NIEUW-NAMEN - Er is weinig bekend over de jacht in Saeftinghe. In 1958 kwam ik in contact met jagers in het bijzijn van mijn schoonvader 'De Sterke' in het schor. Eén daarvan was de Belgische eigenaar van de Hedwigepolder de heer De Cloedt, die Saeftinghe als zijn jachtgebied gebruikte.

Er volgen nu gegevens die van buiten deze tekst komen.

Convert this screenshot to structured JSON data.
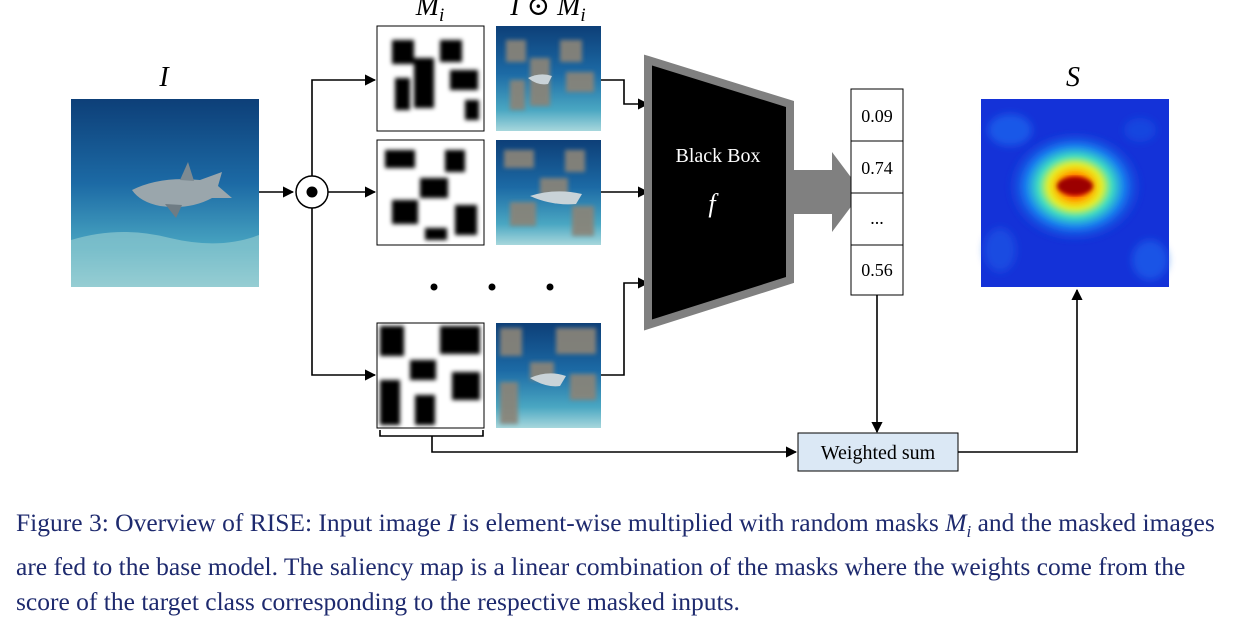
{
  "diagram": {
    "input_label": "I",
    "mask_label": "M",
    "mask_sub": "i",
    "masked_label_prefix": "I ⊙ ",
    "masked_label_var": "M",
    "masked_label_sub": "i",
    "blackbox_label": "Black Box",
    "blackbox_fn": "f",
    "scores": [
      "0.09",
      "0.74",
      "...",
      "0.56"
    ],
    "weighted_sum_label": "Weighted sum",
    "saliency_label": "S",
    "colors": {
      "ocean": "#1c6aa5",
      "mask_gray": "#8a8478",
      "blackbox": "#000000",
      "blackbox_border": "#808080",
      "arrow_gray": "#808080",
      "weighted_sum_fill": "#dbe8f5",
      "saliency_bg": "#1432d8",
      "caption": "#1e2a6e"
    },
    "icons": [
      "elementwise-multiply-icon",
      "arrow-icon",
      "ellipsis-dots"
    ]
  },
  "caption": {
    "fig": "Figure 3:",
    "p1": " Overview of RISE: Input image ",
    "v1": "I",
    "p2": " is element-wise multiplied with random masks ",
    "v2": "M",
    "v2sub": "i",
    "p3": " and the masked images are fed to the base model. The saliency map is a linear combination of the masks where the weights come from the score of the target class corresponding to the respective masked inputs."
  }
}
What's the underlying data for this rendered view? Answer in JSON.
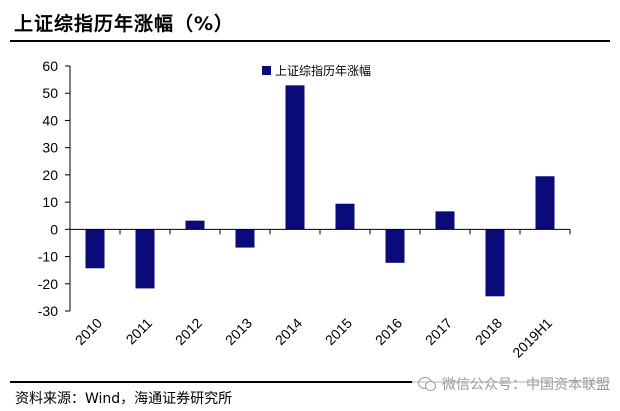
{
  "title": "上证综指历年涨幅（%）",
  "source": "资料来源：Wind，海通证券研究所",
  "watermark": "微信公众号：中国资本联盟",
  "chart_data": {
    "type": "bar",
    "categories": [
      "2010",
      "2011",
      "2012",
      "2013",
      "2014",
      "2015",
      "2016",
      "2017",
      "2018",
      "2019H1"
    ],
    "series": [
      {
        "name": "上证综指历年涨幅",
        "values": [
          -14.3,
          -21.7,
          3.2,
          -6.7,
          52.9,
          9.4,
          -12.3,
          6.6,
          -24.6,
          19.5
        ]
      }
    ],
    "ylim": [
      -30,
      60
    ],
    "yticks": [
      -30,
      -20,
      -10,
      0,
      10,
      20,
      30,
      40,
      50,
      60
    ],
    "grid": false,
    "legend": "top-center",
    "bar_color": "#0a0a7a"
  }
}
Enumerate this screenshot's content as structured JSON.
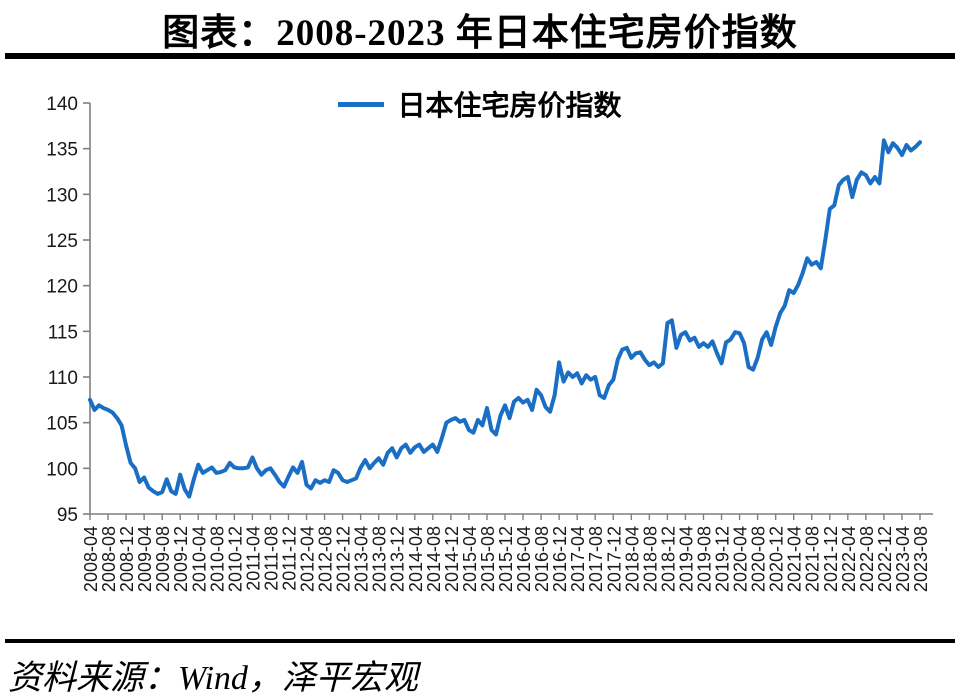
{
  "page": {
    "title": "图表：2008-2023 年日本住宅房价指数",
    "source": "资料来源：Wind，泽平宏观"
  },
  "legend": {
    "label": "日本住宅房价指数"
  },
  "colors": {
    "line": "#1A6FC4",
    "axis": "#7F7F7F",
    "tick_text": "#1A1A1A",
    "rule": "#000000"
  },
  "chart_data": {
    "type": "line",
    "title": "图表：2008-2023 年日本住宅房价指数",
    "grid": false,
    "legend_position": "top-center",
    "ylim": [
      95,
      140
    ],
    "y_ticks": [
      95,
      100,
      105,
      110,
      115,
      120,
      125,
      130,
      135,
      140
    ],
    "x_tick_labels": [
      "2008-04",
      "2008-08",
      "2008-12",
      "2009-04",
      "2009-08",
      "2009-12",
      "2010-04",
      "2010-08",
      "2010-12",
      "2011-04",
      "2011-08",
      "2011-12",
      "2012-04",
      "2012-08",
      "2012-12",
      "2013-04",
      "2013-08",
      "2013-12",
      "2014-04",
      "2014-08",
      "2014-12",
      "2015-04",
      "2015-08",
      "2015-12",
      "2016-04",
      "2016-08",
      "2016-12",
      "2017-04",
      "2017-08",
      "2017-12",
      "2018-04",
      "2018-08",
      "2018-12",
      "2019-04",
      "2019-08",
      "2019-12",
      "2020-04",
      "2020-08",
      "2020-12",
      "2021-04",
      "2021-08",
      "2021-12",
      "2022-04",
      "2022-08",
      "2022-12",
      "2023-04",
      "2023-08"
    ],
    "x_label_interval_months": 4,
    "series": [
      {
        "name": "日本住宅房价指数",
        "start": "2008-04",
        "frequency": "monthly",
        "values": [
          107.5,
          106.4,
          106.9,
          106.6,
          106.4,
          106.1,
          105.5,
          104.7,
          102.5,
          100.6,
          100.0,
          98.5,
          99.0,
          97.9,
          97.5,
          97.2,
          97.4,
          98.8,
          97.5,
          97.2,
          99.3,
          97.7,
          96.9,
          98.8,
          100.4,
          99.5,
          99.8,
          100.1,
          99.5,
          99.6,
          99.8,
          100.6,
          100.1,
          100.0,
          100.0,
          100.1,
          101.2,
          100.0,
          99.3,
          99.8,
          100.0,
          99.3,
          98.5,
          98.0,
          99.1,
          100.1,
          99.5,
          100.7,
          98.2,
          97.8,
          98.7,
          98.4,
          98.7,
          98.5,
          99.8,
          99.5,
          98.7,
          98.5,
          98.7,
          98.9,
          100.1,
          100.9,
          100.0,
          100.6,
          101.1,
          100.4,
          101.7,
          102.2,
          101.2,
          102.2,
          102.6,
          101.7,
          102.3,
          102.6,
          101.8,
          102.2,
          102.6,
          101.8,
          103.3,
          105.0,
          105.3,
          105.5,
          105.1,
          105.3,
          104.2,
          103.9,
          105.3,
          104.7,
          106.6,
          104.2,
          103.7,
          105.8,
          106.9,
          105.5,
          107.3,
          107.7,
          107.2,
          107.5,
          106.4,
          108.6,
          108.0,
          106.7,
          106.2,
          108.0,
          111.6,
          109.5,
          110.5,
          110.0,
          110.4,
          109.3,
          110.2,
          109.7,
          110.0,
          108.0,
          107.7,
          109.1,
          109.7,
          111.9,
          113.0,
          113.2,
          112.1,
          112.6,
          112.7,
          111.9,
          111.3,
          111.6,
          111.1,
          111.5,
          115.9,
          116.2,
          113.2,
          114.6,
          114.9,
          114.0,
          114.3,
          113.3,
          113.7,
          113.3,
          113.9,
          112.6,
          111.5,
          113.8,
          114.1,
          114.9,
          114.8,
          113.7,
          111.1,
          110.8,
          112.1,
          114.1,
          114.9,
          113.5,
          115.5,
          117.0,
          117.8,
          119.5,
          119.2,
          120.1,
          121.4,
          123.0,
          122.3,
          122.6,
          121.9,
          125.0,
          128.4,
          128.8,
          131.0,
          131.6,
          131.9,
          129.7,
          131.6,
          132.4,
          132.1,
          131.2,
          131.9,
          131.2,
          135.9,
          134.6,
          135.6,
          135.1,
          134.3,
          135.4,
          134.8,
          135.2,
          135.7
        ]
      }
    ]
  }
}
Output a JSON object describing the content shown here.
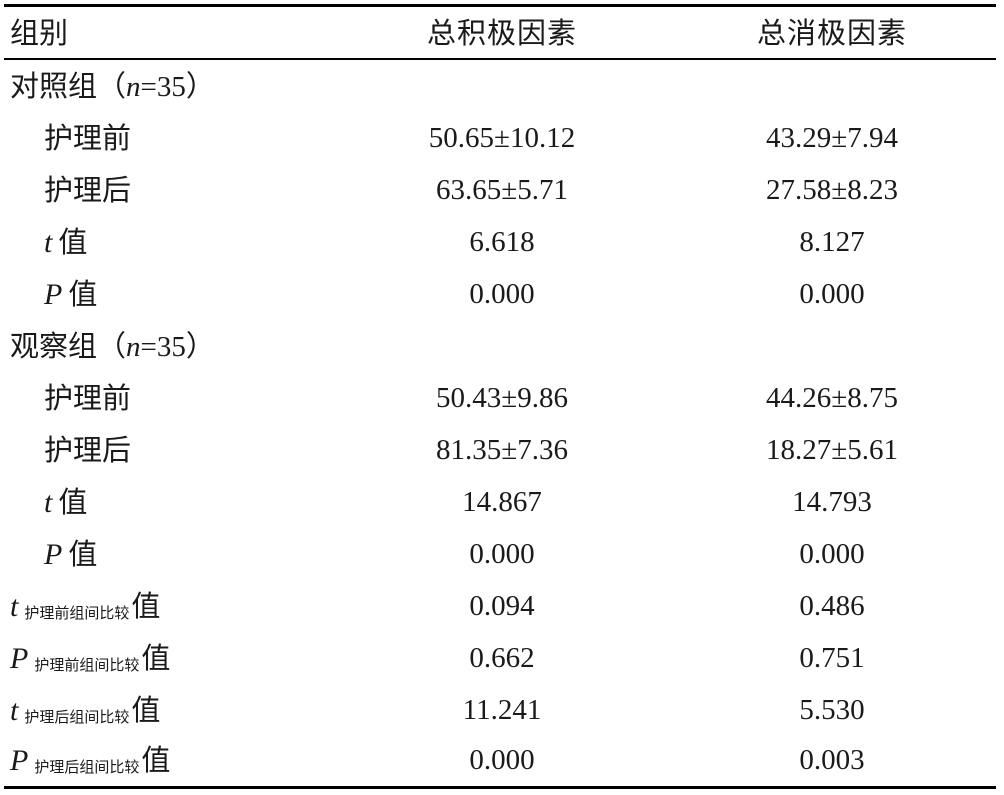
{
  "header": {
    "col1": "组别",
    "col2": "总积极因素",
    "col3": "总消极因素"
  },
  "groups": [
    {
      "label_prefix": "对照组（",
      "label_n": "n",
      "label_suffix": "=35）",
      "rows": [
        {
          "label": "护理前",
          "pos": "50.65±10.12",
          "neg": "43.29±7.94"
        },
        {
          "label": "护理后",
          "pos": "63.65±5.71",
          "neg": "27.58±8.23"
        },
        {
          "sym": "t",
          "label": "值",
          "pos": "6.618",
          "neg": "8.127"
        },
        {
          "sym": "P",
          "label": "值",
          "pos": "0.000",
          "neg": "0.000"
        }
      ]
    },
    {
      "label_prefix": "观察组（",
      "label_n": "n",
      "label_suffix": "=35）",
      "rows": [
        {
          "label": "护理前",
          "pos": "50.43±9.86",
          "neg": "44.26±8.75"
        },
        {
          "label": "护理后",
          "pos": "81.35±7.36",
          "neg": "18.27±5.61"
        },
        {
          "sym": "t",
          "label": "值",
          "pos": "14.867",
          "neg": "14.793"
        },
        {
          "sym": "P",
          "label": "值",
          "pos": "0.000",
          "neg": "0.000"
        }
      ]
    }
  ],
  "comparisons": [
    {
      "sym": "t",
      "sub": "护理前组间比较",
      "label": "值",
      "pos": "0.094",
      "neg": "0.486"
    },
    {
      "sym": "P",
      "sub": "护理前组间比较",
      "label": "值",
      "pos": "0.662",
      "neg": "0.751"
    },
    {
      "sym": "t",
      "sub": "护理后组间比较",
      "label": "值",
      "pos": "11.241",
      "neg": "5.530"
    },
    {
      "sym": "P",
      "sub": "护理后组间比较",
      "label": "值",
      "pos": "0.000",
      "neg": "0.003"
    }
  ]
}
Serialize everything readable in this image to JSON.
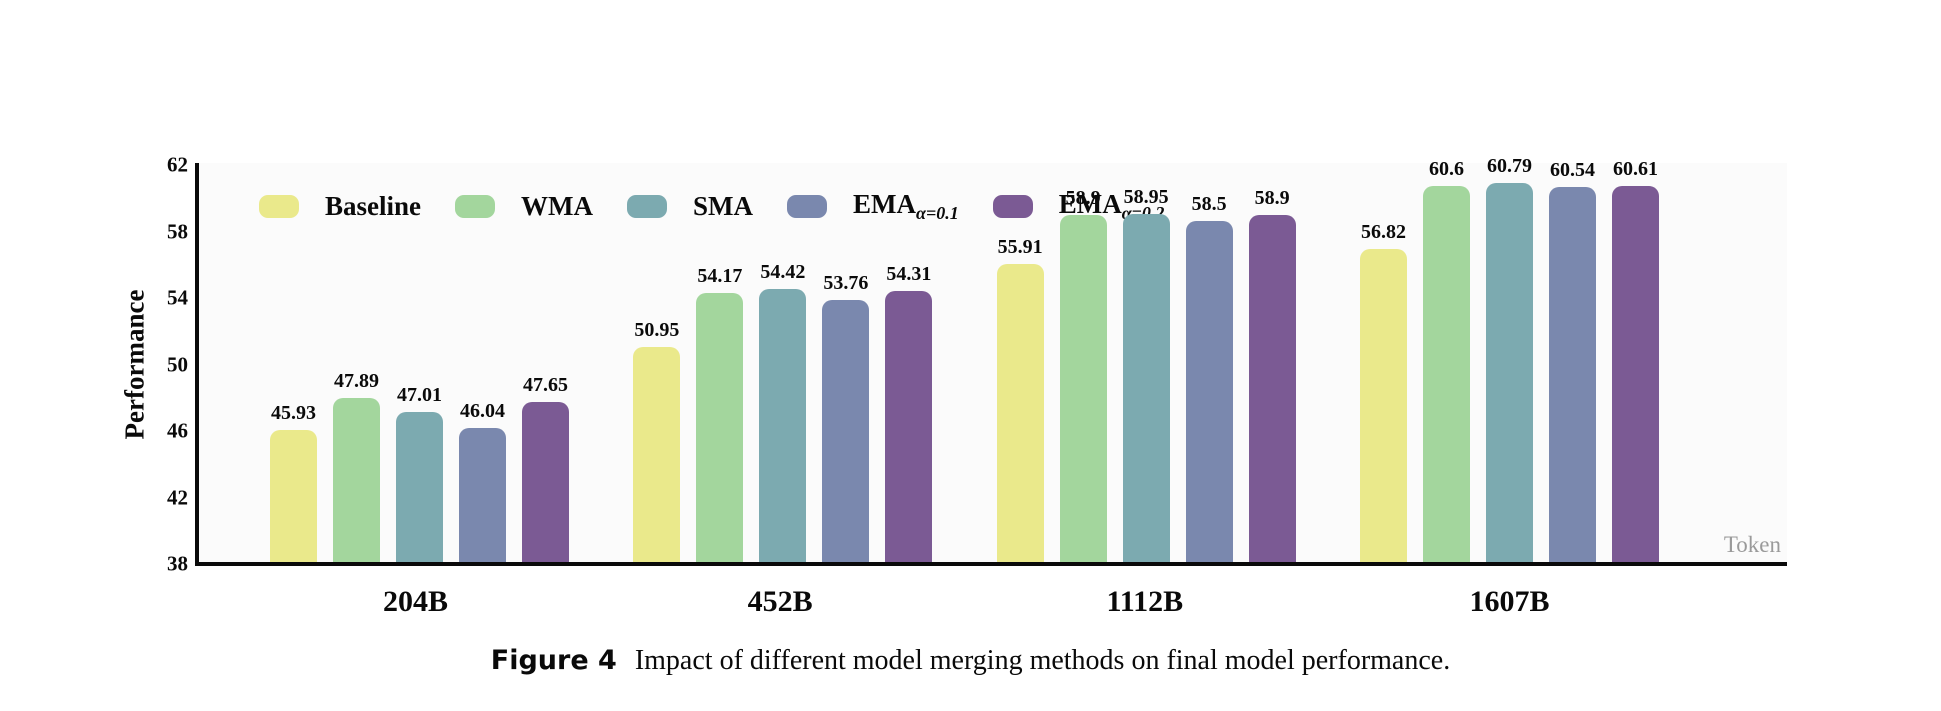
{
  "figure": {
    "caption_label": "Figure 4",
    "caption_text": "Impact of different model merging methods on final model performance."
  },
  "chart_data": {
    "type": "bar",
    "title": "",
    "xlabel": "Token",
    "ylabel": "Performance",
    "ylim": [
      38,
      62
    ],
    "yticks": [
      38,
      42,
      46,
      50,
      54,
      58,
      62
    ],
    "grid": false,
    "legend_position": "top-left",
    "categories": [
      "204B",
      "452B",
      "1112B",
      "1607B"
    ],
    "series": [
      {
        "name": "Baseline",
        "sub": "",
        "color": "#eae98b",
        "values": [
          45.93,
          50.95,
          55.91,
          56.82
        ]
      },
      {
        "name": "WMA",
        "sub": "",
        "color": "#a3d69d",
        "values": [
          47.89,
          54.17,
          58.9,
          60.6
        ]
      },
      {
        "name": "SMA",
        "sub": "",
        "color": "#7caab0",
        "values": [
          47.01,
          54.42,
          58.95,
          60.79
        ]
      },
      {
        "name": "EMA",
        "sub": "α=0.1",
        "color": "#7a88ae",
        "values": [
          46.04,
          53.76,
          58.5,
          60.54
        ]
      },
      {
        "name": "EMA",
        "sub": "α=0.2",
        "color": "#7b5a94",
        "values": [
          47.65,
          54.31,
          58.9,
          60.61
        ]
      }
    ]
  }
}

Wij gingen daar bot steken met het verboden vistuig de helliger (elliger). Dat was onze manier om vis te vangen en dat deden we ongeveer tot eind november, daarna was de bot verdwenen. Het Hondegat was de uitverkoren plek om te gaan vissen. Steeds liepen we onder het maaiveld om niet gezien te worden in de geulen. De heer De Cloedt had een villa op de dijk van de Hedwigepolder met een uitkijktoren om zijn jachtterrein en eigendommen te controleren. 

Er waren paden gemaakt voor de jacht en wij telden toen een 20 tal hutten met naam, zelf hebben wij enkele keren gebruik gemaakt van een hut tijdens een onweer om er in te schuilen. In 1958 ontmoeten we ook het personeel die de paden onderhielden en maaiden. Op veel plaatsen langs de paden stonden palen met een reflector, dat was nodig om in het donker de weg naar de hut te kunnen vinden. Ook lagen er vele bruggetjes over de kleine geultjes. Er werd in de winter vroeg vertrokken terwijl het nog donker was naar één van de hutten die dan 4 of 5 km ver in ’t schor lagen. Met behulp van een ezel en zaklampen zoekend naar de reflectoren op de palen zodat ze voor het licht werd, op de plek aankwamen om te jagen. Daar aangekomen werd eerst de ezel veilig vastgemaakt. De ganzentrek begon met het opkomen van de zon. Zelf heb ik gezien dat de jagers de geweren steeds omhoog hielden zodat de ganzen bijna in de hut vielen. Om 10 u was ’t afgelopen met jagen en werd er niet meer geschoten. De ganzen werden op de ezel gehangen en dan begon de terugweg naar de villa van 'De Cloedt'.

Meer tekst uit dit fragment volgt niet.